In the small back room, hastily crafted crucifixes by another religious American outsider, William Carlton Rice, are tacked up on the walls along with the sober warning: "You will die." (Rice made thousands of these crucifixes.) Also there are fragments of intense carvings by Karl Junker, who confined himself to the attic of his Junkerhaus so that he could turn the rest of the building into a life-size doll's house.

Downstairs are the strange, organic burnt-wood animals and totem poles of Chomo, a French polymath who rejected ordinary life, his artistic training and his family, to retreat to the forest outside Paris. Chomo didn't consider himself outside culture, but beyond it.
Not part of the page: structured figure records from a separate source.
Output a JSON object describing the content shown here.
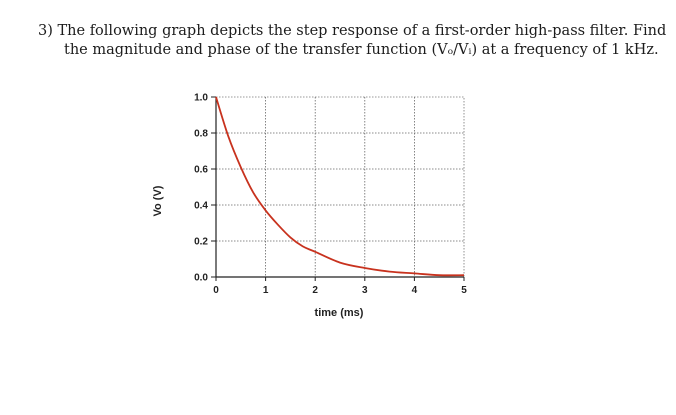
{
  "question": {
    "line1": "3) The following graph depicts the step response of a first-order high-pass filter. Find",
    "line2": "the magnitude and phase of the transfer function (Vₒ/Vᵢ) at a frequency of 1 kHz."
  },
  "chart_data": {
    "type": "line",
    "title": "",
    "xlabel": "time (ms)",
    "ylabel": "Vo (V)",
    "xlim": [
      0,
      5
    ],
    "ylim": [
      0,
      1
    ],
    "grid": true,
    "x_ticks": [
      {
        "value": 0,
        "label": "0"
      },
      {
        "value": 1,
        "label": "1"
      },
      {
        "value": 2,
        "label": "2"
      },
      {
        "value": 3,
        "label": "3"
      },
      {
        "value": 4,
        "label": "4"
      },
      {
        "value": 5,
        "label": "5"
      }
    ],
    "y_ticks": [
      {
        "value": 0,
        "label": "0.0"
      },
      {
        "value": 0.2,
        "label": "0.2"
      },
      {
        "value": 0.4,
        "label": "0.4"
      },
      {
        "value": 0.6,
        "label": "0.6"
      },
      {
        "value": 0.8,
        "label": "0.8"
      },
      {
        "value": 1.0,
        "label": "1.0"
      }
    ],
    "series": [
      {
        "color": "#c8321e",
        "x": [
          0,
          0.25,
          0.5,
          0.75,
          1.0,
          1.25,
          1.5,
          1.75,
          2.0,
          2.5,
          3.0,
          3.5,
          4.0,
          4.5,
          5.0
        ],
        "y": [
          1.0,
          0.78,
          0.61,
          0.47,
          0.37,
          0.29,
          0.22,
          0.17,
          0.14,
          0.08,
          0.05,
          0.03,
          0.02,
          0.01,
          0.01
        ]
      }
    ]
  }
}
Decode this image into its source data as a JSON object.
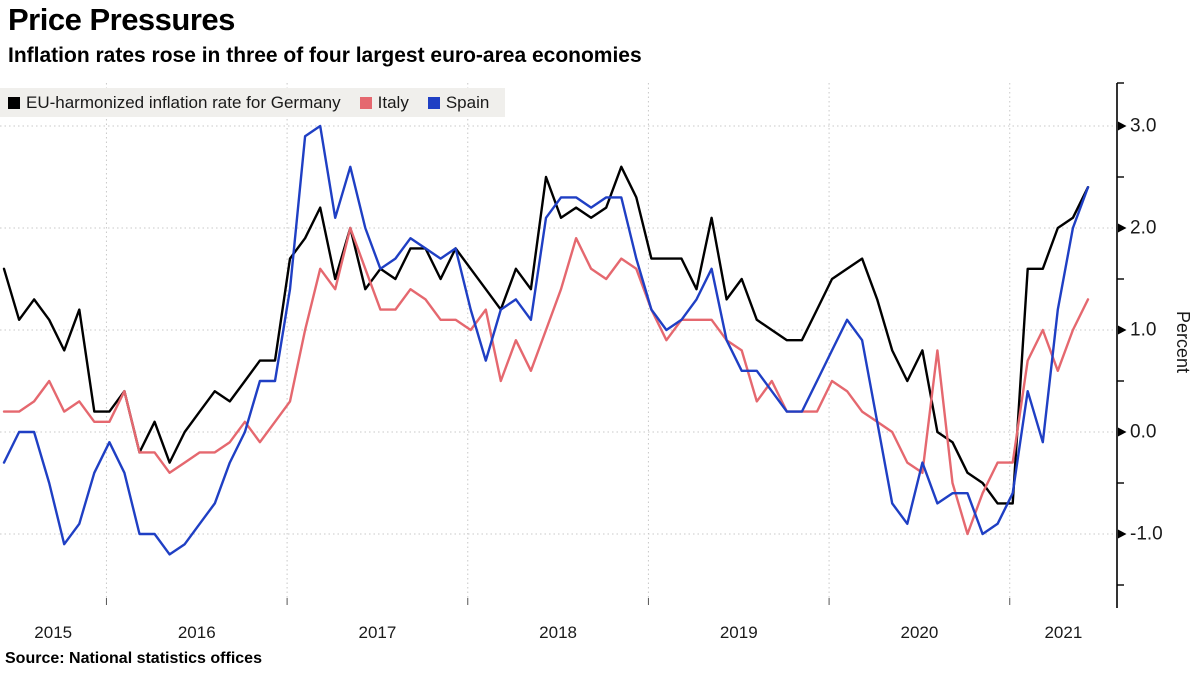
{
  "title": "Price Pressures",
  "subtitle": "Inflation rates rose in three of four largest euro-area economies",
  "source_note": "Source: National statistics offices",
  "legend": {
    "items": [
      {
        "label": "EU-harmonized inflation rate for Germany",
        "color": "#000000"
      },
      {
        "label": "Italy",
        "color": "#e5686f"
      },
      {
        "label": "Spain",
        "color": "#1f3fc4"
      }
    ]
  },
  "colors": {
    "background": "#ffffff",
    "legend_background": "#f0efec",
    "grid": "#c8c8c8",
    "axis": "#000000",
    "tick_text": "#1a1a1a"
  },
  "chart_data": {
    "type": "line",
    "title": "Price Pressures",
    "subtitle": "Inflation rates rose in three of four largest euro-area economies",
    "frequency": "monthly",
    "x_start": "2015-05",
    "x_end": "2021-05",
    "x_tick_labels": [
      "2015",
      "2016",
      "2017",
      "2018",
      "2019",
      "2020",
      "2021"
    ],
    "ylabel": "Percent",
    "y_ticks": [
      3.0,
      2.0,
      1.0,
      0.0,
      -1.0
    ],
    "y_tick_labels": [
      "3.0",
      "2.0",
      "1.0",
      "0.0",
      "-1.0"
    ],
    "y_minor_ticks": [
      2.5,
      1.5,
      0.5,
      -0.5,
      -1.5
    ],
    "ylim": [
      -1.63,
      3.42
    ],
    "grid": "dotted",
    "legend_position": "top-left",
    "series": [
      {
        "name": "EU-harmonized inflation rate for Germany",
        "color": "#000000",
        "values": [
          1.6,
          1.1,
          1.3,
          1.1,
          0.8,
          1.2,
          0.2,
          0.2,
          0.4,
          -0.2,
          0.1,
          -0.3,
          0.0,
          0.2,
          0.4,
          0.3,
          0.5,
          0.7,
          0.7,
          1.7,
          1.9,
          2.2,
          1.5,
          2.0,
          1.4,
          1.6,
          1.5,
          1.8,
          1.8,
          1.5,
          1.8,
          1.6,
          1.4,
          1.2,
          1.6,
          1.4,
          2.5,
          2.1,
          2.2,
          2.1,
          2.2,
          2.6,
          2.3,
          1.7,
          1.7,
          1.7,
          1.4,
          2.1,
          1.3,
          1.5,
          1.1,
          1.0,
          0.9,
          0.9,
          1.2,
          1.5,
          1.6,
          1.7,
          1.3,
          0.8,
          0.5,
          0.8,
          0.0,
          -0.1,
          -0.4,
          -0.5,
          -0.7,
          -0.7,
          1.6,
          1.6,
          2.0,
          2.1,
          2.4
        ]
      },
      {
        "name": "Italy",
        "color": "#e5686f",
        "values": [
          0.2,
          0.2,
          0.3,
          0.5,
          0.2,
          0.3,
          0.1,
          0.1,
          0.4,
          -0.2,
          -0.2,
          -0.4,
          -0.3,
          -0.2,
          -0.2,
          -0.1,
          0.1,
          -0.1,
          0.1,
          0.3,
          1.0,
          1.6,
          1.4,
          2.0,
          1.6,
          1.2,
          1.2,
          1.4,
          1.3,
          1.1,
          1.1,
          1.0,
          1.2,
          0.5,
          0.9,
          0.6,
          1.0,
          1.4,
          1.9,
          1.6,
          1.5,
          1.7,
          1.6,
          1.2,
          0.9,
          1.1,
          1.1,
          1.1,
          0.9,
          0.8,
          0.3,
          0.5,
          0.2,
          0.2,
          0.2,
          0.5,
          0.4,
          0.2,
          0.1,
          0.0,
          -0.3,
          -0.4,
          0.8,
          -0.5,
          -1.0,
          -0.6,
          -0.3,
          -0.3,
          0.7,
          1.0,
          0.6,
          1.0,
          1.3
        ]
      },
      {
        "name": "Spain",
        "color": "#1f3fc4",
        "values": [
          -0.3,
          0.0,
          0.0,
          -0.5,
          -1.1,
          -0.9,
          -0.4,
          -0.1,
          -0.4,
          -1.0,
          -1.0,
          -1.2,
          -1.1,
          -0.9,
          -0.7,
          -0.3,
          0.0,
          0.5,
          0.5,
          1.4,
          2.9,
          3.0,
          2.1,
          2.6,
          2.0,
          1.6,
          1.7,
          1.9,
          1.8,
          1.7,
          1.8,
          1.2,
          0.7,
          1.2,
          1.3,
          1.1,
          2.1,
          2.3,
          2.3,
          2.2,
          2.3,
          2.3,
          1.7,
          1.2,
          1.0,
          1.1,
          1.3,
          1.6,
          0.9,
          0.6,
          0.6,
          0.4,
          0.2,
          0.2,
          0.5,
          0.8,
          1.1,
          0.9,
          0.1,
          -0.7,
          -0.9,
          -0.3,
          -0.7,
          -0.6,
          -0.6,
          -1.0,
          -0.9,
          -0.6,
          0.4,
          -0.1,
          1.2,
          2.0,
          2.4
        ]
      }
    ]
  }
}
He refused to take part in Cocker's series, which he described as "fuckwit cinema", after he found out it wasn't going to be just about him.

All of the work on display carries the raw energy of obsession. Much of it can be compared to tribal, primitive art. Each piece is fascinating. But the backstory, each work's relationship to the characters who created them is key, even if Brett argues: "In this day and age, the term outsider doesn't mean very much: everyone is a sort of insider or outsider. Surely there's a better way to define the makings of those whose aim is not primarily commercial or public?"

The current exhibition will run until 20 November. After that, it will be adapted to include a special Christmas showcase of work by Wilson Bentley, one of the first photographers of snowflakes. Vermont-born Bentley, who died in 1931, perfected a technique of catching snowflakes on velvet and capturing their intricate and extraordinary shapes before they melted.


Jarvis Cocker's Journeys into the Outside is at The Gallery of Everything, 4 Chiltern Street, London, W1, Tue-Sun from 11am.